We pass the house with flowers 'round the sidewalk trees,
the roses in full bloom sharing their sweet, intoxicating scent.
I swoop and break one off to take with me
in memory of the day, and laugh with deepest glee

when, out of nowhere, whack!
The slap was loud and hard.

The wizened woman crackled with fury, roared,
"How dare you? Is this how you were taught?"

My eyes streamed tears, as much in shock as pain.

"Those are my roses! I work hard to keep them safe,
the only beauty in this godforsaken wretched land of gray.
Go home! and if I catch you tearing them again,
you'll hear from me!" And with an evil eye, she left.

I looked for my savior to protect me. But all he said
was, "If you want one, ask. They were not yours to take."

==========================================


Original version: The scent of linden flowers, smushed on the sidewalk,
mixed in with the smell of diesel and the leaded gas of rattling trucks
rumbling on cobbles to disturb the silent streets.
All that and the city's debris, rustled by wind,
accompanied by a quiet, syncopated limp:
step...draaaag... step... grandfather's footfalls steady,
reassuring, from old, perforated-leather buckled shoes
through which beige socks peeked out.

I skip ahead now and again. I'm maybe five or six,
a child unaware except of reassuring love,
the safety of my grandfather's calm smile
to dote on his single grandchild.
The rest are gone, to freer, warmer climes.

I turn to watch the weary, patient smile,
the hand bent--unnaturally sharply and held in front,
his elbow tight against his side, visible trace
of injury nearly as old as his long life.
A dapper man, his pants' ironed crease
exactly so, a woman's touch, his brown cardigan
buttoned against the breeze off the river bringing the smell
of the delta and the sea into the city streets.

The tree-shade offers its cool embrace
against late-summer sun.

He tells me stories, sings me songs - speaks
in soft tones of people and places far away,
in lands I don't dream to ever know. It's just another
afternoon, returning from a shopping trip,
a net bag dangling from his good hand.
And on ahead I skip, enjoying sunshine
fractured by the canopy above.

We pass the house with flowers planted
'round the sidewalk trees, the roses in full
bloom wafting their sweet, intoxicating scent.

I swoop and break one off to take with me
in memory of the day, and laugh with deepest glee
when, out of nowhere, whack!
The slap was loud and hard.

The wizened woman crackled with fury, and roared,
"How dare you?

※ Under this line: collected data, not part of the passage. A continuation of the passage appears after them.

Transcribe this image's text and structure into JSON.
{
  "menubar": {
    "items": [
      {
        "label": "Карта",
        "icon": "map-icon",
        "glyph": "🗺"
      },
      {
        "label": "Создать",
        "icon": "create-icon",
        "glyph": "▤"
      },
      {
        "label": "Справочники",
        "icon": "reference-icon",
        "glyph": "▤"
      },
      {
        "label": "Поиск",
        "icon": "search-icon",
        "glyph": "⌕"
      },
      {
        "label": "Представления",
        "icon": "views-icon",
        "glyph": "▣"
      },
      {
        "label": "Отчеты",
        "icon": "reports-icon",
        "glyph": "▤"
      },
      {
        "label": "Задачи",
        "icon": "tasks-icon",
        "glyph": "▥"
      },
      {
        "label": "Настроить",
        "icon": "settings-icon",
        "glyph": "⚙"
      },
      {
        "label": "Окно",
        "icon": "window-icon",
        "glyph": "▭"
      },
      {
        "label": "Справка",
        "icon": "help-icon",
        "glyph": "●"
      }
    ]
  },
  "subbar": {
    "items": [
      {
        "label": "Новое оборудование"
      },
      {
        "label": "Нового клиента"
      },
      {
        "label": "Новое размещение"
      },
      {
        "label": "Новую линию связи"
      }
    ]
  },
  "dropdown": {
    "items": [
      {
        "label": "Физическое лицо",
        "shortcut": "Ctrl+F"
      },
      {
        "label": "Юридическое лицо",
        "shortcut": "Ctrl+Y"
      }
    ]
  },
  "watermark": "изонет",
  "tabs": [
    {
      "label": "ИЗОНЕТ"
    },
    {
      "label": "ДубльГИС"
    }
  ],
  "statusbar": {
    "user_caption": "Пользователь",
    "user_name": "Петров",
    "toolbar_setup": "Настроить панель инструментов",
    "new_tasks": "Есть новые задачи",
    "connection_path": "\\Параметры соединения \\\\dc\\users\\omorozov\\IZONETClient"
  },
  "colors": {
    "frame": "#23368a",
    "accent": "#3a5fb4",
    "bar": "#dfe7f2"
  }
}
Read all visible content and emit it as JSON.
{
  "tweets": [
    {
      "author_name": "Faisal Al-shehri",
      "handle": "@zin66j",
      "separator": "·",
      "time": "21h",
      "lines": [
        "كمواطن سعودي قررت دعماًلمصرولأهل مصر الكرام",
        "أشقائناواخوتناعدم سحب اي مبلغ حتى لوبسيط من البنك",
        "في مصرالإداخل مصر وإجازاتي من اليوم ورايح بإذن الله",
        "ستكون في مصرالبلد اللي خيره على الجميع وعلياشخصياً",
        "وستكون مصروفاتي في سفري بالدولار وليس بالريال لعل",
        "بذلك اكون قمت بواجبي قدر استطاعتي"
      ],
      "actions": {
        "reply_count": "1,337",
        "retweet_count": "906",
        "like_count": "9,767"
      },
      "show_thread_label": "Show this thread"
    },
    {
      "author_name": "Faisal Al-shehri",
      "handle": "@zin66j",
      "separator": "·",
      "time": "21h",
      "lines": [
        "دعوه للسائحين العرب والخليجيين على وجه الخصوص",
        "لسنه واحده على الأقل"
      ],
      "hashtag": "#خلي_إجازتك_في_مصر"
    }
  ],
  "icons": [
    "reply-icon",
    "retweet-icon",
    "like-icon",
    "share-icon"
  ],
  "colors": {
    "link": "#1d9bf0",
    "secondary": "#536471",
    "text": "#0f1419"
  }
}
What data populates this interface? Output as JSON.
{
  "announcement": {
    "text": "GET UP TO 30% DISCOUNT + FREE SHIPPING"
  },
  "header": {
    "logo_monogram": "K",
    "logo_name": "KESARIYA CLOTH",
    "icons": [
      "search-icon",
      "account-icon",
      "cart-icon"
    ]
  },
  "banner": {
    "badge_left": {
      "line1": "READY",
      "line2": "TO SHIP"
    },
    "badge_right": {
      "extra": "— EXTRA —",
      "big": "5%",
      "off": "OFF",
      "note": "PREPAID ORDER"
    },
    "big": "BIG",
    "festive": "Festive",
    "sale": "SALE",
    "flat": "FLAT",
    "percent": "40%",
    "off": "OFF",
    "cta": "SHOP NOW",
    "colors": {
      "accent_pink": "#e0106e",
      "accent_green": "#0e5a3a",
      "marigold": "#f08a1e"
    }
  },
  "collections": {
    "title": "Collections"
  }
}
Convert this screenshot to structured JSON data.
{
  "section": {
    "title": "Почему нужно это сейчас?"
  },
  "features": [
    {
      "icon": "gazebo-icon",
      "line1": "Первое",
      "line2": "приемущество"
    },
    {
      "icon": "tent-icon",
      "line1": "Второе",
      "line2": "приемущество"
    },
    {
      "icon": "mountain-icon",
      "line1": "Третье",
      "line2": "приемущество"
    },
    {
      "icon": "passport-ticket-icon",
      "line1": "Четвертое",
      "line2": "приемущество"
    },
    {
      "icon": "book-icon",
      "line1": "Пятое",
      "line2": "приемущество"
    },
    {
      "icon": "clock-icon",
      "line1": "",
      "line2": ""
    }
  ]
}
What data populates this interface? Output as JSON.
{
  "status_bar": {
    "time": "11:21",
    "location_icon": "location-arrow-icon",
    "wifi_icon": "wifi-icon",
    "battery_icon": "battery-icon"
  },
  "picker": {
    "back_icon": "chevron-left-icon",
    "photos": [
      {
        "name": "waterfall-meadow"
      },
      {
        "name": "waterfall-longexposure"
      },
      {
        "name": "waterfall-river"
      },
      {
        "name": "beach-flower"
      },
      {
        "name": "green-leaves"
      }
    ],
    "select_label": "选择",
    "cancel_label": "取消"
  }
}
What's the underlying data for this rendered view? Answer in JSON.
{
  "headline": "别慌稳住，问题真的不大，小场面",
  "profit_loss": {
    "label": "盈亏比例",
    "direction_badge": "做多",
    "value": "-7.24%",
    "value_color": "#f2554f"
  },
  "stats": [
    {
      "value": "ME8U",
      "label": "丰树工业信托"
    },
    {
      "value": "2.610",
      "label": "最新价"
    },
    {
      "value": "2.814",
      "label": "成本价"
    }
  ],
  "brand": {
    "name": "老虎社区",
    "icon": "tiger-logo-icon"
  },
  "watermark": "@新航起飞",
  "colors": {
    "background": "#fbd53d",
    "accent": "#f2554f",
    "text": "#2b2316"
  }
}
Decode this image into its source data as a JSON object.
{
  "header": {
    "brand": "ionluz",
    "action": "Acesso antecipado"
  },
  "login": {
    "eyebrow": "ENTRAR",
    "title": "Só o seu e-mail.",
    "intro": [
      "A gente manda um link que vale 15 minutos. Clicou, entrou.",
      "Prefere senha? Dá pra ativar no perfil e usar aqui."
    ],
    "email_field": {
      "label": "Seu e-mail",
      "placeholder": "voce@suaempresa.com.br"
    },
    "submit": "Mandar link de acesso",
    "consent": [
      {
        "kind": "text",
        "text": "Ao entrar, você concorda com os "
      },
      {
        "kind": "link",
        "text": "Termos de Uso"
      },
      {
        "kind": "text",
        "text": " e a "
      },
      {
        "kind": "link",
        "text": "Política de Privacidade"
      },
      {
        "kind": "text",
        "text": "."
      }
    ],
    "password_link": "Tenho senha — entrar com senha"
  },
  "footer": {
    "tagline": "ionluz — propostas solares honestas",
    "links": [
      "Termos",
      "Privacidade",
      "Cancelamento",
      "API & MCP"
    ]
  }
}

Are those your flowers?
Is
this how you were taught?"

My eyes streamed tears, as much in shock as pain.

"Those are my roses! I worked hard to keep them safe,
the only beauty in this godforsaken wretched land of gray.
Go home and think on your mistake, and if I catch you
tearing them again, you'll hear from me!" And she stormed off.

I looked for my savior to protect me. But all he said
was, "If you want one, ask. They were not yours to take."